Sacred Heart of Jesus Catholic Church
      Daniel P. Sullivan Council 10208
    Fr. Victor A. Bieberle Assembly 2316

(This message is reprinted from the January 2011 Arkansas State Knights of Columbus Newsletter.)

Dear Brother Knights,

I am honored to greet you as the State Chaplain and look forward to working with you in the coming months.

I would like to share with you an image for our work together this year that comes from an experience I had while taking a side trip from a meeting of abbots in Corpus Christi to tour the USS Lexington, a retired aircraft carrier now docked as a museum in Corpus Christi harbor. We were duly impressed by the large thick ropes tethering the huge ship to the pier. But we asked the Navy guide: "Why do you not use chains instead of ropes for such a huge ship?"

He replied that the rope was actually much stronger and safer than cable for this job. These ropes are made from thousands of individual strands wound together. Individually these strands of thread have practically no strength, but bound together this way they have enormous strength and are also supple. No matter how large a chain we would use, its strength would depend on the weakest link.

In the Knights of Columbus, we are a rope, not a chain – a rope woven by God. We give one another strength by being bound together, and our overall strength doesn't depend on any one of us. These days hostile attacks against God, the Church, and Catholic values grow ever more powerful. If we were just links in a chain, we would have only our individual strength to depend on, but as strands in God's rope, we can call on the strength of all.
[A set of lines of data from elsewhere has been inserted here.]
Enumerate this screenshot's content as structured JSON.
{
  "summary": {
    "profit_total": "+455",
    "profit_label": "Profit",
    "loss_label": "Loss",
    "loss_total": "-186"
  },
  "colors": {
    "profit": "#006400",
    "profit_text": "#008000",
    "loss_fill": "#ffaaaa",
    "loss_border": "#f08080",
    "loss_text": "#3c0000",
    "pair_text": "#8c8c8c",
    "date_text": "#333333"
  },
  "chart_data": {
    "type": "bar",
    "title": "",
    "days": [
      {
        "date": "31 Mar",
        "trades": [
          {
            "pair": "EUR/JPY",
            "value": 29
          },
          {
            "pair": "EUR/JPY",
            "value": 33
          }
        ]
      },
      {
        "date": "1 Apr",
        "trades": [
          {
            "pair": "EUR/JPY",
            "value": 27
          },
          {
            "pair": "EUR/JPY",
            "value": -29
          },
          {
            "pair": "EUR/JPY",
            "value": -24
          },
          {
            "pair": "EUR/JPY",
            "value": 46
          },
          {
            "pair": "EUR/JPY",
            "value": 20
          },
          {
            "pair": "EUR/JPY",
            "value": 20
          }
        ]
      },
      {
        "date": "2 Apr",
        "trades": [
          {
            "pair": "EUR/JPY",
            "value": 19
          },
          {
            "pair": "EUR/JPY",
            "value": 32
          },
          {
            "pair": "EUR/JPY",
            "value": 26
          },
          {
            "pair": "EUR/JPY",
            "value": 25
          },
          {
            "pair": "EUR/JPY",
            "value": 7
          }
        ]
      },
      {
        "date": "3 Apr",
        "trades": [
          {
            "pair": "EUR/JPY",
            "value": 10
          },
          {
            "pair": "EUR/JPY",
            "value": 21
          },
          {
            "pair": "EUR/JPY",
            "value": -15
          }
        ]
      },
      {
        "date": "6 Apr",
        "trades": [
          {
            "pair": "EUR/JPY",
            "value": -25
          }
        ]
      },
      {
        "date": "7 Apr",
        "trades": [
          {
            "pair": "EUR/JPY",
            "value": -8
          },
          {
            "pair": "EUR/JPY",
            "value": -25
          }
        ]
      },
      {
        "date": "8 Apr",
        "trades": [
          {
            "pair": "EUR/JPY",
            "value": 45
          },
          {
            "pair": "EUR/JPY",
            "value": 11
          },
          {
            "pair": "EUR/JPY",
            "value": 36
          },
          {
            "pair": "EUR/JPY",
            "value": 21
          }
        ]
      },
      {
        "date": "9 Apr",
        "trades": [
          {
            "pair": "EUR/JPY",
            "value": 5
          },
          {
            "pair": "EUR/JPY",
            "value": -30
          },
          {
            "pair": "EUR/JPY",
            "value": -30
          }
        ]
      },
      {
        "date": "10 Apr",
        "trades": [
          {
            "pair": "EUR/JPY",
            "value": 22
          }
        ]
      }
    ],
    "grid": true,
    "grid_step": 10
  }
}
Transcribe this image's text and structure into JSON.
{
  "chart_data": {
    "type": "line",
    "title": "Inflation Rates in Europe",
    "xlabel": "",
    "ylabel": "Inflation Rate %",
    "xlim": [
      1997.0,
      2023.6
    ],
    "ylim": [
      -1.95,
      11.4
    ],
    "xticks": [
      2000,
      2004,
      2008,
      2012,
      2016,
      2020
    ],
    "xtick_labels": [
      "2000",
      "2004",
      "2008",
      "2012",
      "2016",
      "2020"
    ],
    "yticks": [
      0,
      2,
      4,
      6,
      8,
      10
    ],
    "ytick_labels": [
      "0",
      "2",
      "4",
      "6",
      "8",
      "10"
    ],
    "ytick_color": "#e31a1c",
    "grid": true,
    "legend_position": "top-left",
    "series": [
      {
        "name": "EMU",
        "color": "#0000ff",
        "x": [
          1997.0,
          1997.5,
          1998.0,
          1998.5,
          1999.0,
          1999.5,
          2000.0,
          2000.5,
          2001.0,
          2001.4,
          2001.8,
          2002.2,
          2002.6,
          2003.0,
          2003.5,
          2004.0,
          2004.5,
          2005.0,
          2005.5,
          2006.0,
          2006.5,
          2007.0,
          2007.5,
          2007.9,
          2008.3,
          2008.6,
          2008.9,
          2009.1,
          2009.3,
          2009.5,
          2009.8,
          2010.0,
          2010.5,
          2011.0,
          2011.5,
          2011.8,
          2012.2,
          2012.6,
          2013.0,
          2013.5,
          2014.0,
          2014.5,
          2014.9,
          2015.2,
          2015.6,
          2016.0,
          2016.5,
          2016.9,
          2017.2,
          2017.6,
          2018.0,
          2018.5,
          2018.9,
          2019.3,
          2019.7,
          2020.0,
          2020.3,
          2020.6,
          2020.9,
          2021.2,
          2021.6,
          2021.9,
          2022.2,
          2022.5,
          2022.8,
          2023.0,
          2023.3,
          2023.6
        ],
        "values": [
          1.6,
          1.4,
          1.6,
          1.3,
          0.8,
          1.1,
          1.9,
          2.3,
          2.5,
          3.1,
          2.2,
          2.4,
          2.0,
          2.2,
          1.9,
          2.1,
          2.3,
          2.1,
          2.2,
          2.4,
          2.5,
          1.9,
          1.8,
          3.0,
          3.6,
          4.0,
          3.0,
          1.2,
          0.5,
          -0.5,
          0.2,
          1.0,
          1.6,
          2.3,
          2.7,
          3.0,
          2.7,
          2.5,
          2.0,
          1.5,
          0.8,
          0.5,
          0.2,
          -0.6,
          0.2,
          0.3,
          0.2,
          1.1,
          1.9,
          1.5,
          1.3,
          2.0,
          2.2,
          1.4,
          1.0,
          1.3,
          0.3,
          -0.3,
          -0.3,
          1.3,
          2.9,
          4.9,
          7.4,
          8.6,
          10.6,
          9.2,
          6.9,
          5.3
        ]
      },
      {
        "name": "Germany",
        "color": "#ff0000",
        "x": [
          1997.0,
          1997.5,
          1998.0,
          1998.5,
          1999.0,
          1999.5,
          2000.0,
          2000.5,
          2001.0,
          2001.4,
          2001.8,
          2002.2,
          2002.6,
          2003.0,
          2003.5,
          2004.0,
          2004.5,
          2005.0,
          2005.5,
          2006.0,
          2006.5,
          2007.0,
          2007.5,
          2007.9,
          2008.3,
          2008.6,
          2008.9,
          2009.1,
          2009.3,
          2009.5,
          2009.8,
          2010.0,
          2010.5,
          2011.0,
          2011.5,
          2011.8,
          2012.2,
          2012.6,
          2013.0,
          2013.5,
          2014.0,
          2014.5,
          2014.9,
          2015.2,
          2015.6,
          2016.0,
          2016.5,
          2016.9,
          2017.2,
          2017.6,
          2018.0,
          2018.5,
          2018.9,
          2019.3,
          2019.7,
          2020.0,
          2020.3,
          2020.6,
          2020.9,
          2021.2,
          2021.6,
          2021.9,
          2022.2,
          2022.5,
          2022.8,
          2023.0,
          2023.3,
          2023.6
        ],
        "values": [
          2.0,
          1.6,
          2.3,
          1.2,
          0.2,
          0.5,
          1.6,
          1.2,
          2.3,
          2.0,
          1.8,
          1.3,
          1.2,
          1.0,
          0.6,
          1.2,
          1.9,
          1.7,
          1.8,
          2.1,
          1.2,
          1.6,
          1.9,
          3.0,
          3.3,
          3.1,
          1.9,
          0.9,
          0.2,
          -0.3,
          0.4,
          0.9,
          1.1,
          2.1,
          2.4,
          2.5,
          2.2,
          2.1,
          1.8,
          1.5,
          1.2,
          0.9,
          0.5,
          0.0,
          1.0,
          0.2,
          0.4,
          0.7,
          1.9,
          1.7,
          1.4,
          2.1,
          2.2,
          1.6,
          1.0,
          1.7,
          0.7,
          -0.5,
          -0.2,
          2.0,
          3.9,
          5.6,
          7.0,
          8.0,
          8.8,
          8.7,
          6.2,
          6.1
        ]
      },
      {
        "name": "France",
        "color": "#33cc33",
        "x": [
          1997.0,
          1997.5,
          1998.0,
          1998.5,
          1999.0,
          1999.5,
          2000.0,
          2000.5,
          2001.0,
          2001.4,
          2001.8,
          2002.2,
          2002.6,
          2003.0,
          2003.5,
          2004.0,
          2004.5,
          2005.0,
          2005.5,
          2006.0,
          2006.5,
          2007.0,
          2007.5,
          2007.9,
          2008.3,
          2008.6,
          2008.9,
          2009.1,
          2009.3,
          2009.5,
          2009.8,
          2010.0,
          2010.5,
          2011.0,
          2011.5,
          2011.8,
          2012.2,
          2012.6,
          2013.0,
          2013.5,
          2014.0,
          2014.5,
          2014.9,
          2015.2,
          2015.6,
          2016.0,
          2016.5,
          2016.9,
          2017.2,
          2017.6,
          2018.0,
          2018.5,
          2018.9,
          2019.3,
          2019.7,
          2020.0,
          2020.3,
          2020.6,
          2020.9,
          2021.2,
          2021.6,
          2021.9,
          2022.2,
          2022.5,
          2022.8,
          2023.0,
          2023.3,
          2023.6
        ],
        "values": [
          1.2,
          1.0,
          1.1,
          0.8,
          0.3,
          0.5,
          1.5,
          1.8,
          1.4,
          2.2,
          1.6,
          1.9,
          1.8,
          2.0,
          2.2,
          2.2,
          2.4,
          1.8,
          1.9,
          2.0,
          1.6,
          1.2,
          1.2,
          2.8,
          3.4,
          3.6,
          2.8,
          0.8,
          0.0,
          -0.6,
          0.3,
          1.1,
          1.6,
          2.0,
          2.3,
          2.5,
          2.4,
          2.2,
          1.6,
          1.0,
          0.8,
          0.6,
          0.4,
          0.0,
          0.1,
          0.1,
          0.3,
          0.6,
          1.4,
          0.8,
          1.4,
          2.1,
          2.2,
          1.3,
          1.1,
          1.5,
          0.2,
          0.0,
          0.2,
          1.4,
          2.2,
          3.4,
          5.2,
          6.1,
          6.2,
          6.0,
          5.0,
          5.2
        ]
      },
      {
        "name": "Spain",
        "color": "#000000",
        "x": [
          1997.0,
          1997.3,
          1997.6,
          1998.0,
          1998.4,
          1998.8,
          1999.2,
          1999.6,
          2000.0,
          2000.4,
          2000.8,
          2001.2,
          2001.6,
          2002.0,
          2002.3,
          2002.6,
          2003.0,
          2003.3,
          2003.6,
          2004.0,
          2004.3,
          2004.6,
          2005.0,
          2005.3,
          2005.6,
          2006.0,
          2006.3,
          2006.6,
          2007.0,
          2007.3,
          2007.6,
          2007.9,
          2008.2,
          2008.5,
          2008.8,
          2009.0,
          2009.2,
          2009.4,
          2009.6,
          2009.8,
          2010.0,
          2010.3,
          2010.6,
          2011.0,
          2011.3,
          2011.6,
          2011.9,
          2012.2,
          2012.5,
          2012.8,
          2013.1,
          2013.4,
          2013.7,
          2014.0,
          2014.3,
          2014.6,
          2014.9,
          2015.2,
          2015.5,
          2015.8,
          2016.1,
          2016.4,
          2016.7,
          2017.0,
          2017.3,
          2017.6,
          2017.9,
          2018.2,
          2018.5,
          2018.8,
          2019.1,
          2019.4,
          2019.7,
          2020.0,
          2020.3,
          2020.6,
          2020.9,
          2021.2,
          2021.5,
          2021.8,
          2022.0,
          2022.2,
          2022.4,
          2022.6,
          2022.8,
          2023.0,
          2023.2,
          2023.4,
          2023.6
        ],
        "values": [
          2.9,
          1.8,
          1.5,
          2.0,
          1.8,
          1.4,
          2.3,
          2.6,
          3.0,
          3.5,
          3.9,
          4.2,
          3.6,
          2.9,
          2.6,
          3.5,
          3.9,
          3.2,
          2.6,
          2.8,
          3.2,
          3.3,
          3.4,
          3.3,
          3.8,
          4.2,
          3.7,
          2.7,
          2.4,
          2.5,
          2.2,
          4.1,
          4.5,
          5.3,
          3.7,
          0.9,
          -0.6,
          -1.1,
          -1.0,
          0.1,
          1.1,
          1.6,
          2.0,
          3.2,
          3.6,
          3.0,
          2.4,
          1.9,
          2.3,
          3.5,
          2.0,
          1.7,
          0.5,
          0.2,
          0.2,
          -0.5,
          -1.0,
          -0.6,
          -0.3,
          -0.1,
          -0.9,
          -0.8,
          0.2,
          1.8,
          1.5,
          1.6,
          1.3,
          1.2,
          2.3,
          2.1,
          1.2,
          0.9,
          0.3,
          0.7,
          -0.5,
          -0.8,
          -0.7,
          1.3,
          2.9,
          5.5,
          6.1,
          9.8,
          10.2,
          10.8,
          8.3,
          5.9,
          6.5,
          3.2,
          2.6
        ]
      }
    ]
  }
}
In recruiting new members in the coming year, I suggest this image of the rope to guide your efforts. When new members join the Knights of Columbus, we offer them a share in this strong rope of faith and they in turn bring strength to the rope with their own faith and love. Together we can extend this strong and supple rope to help those in need: the suffering in homes, the outcast, the poor, the immigrant, and the unborn.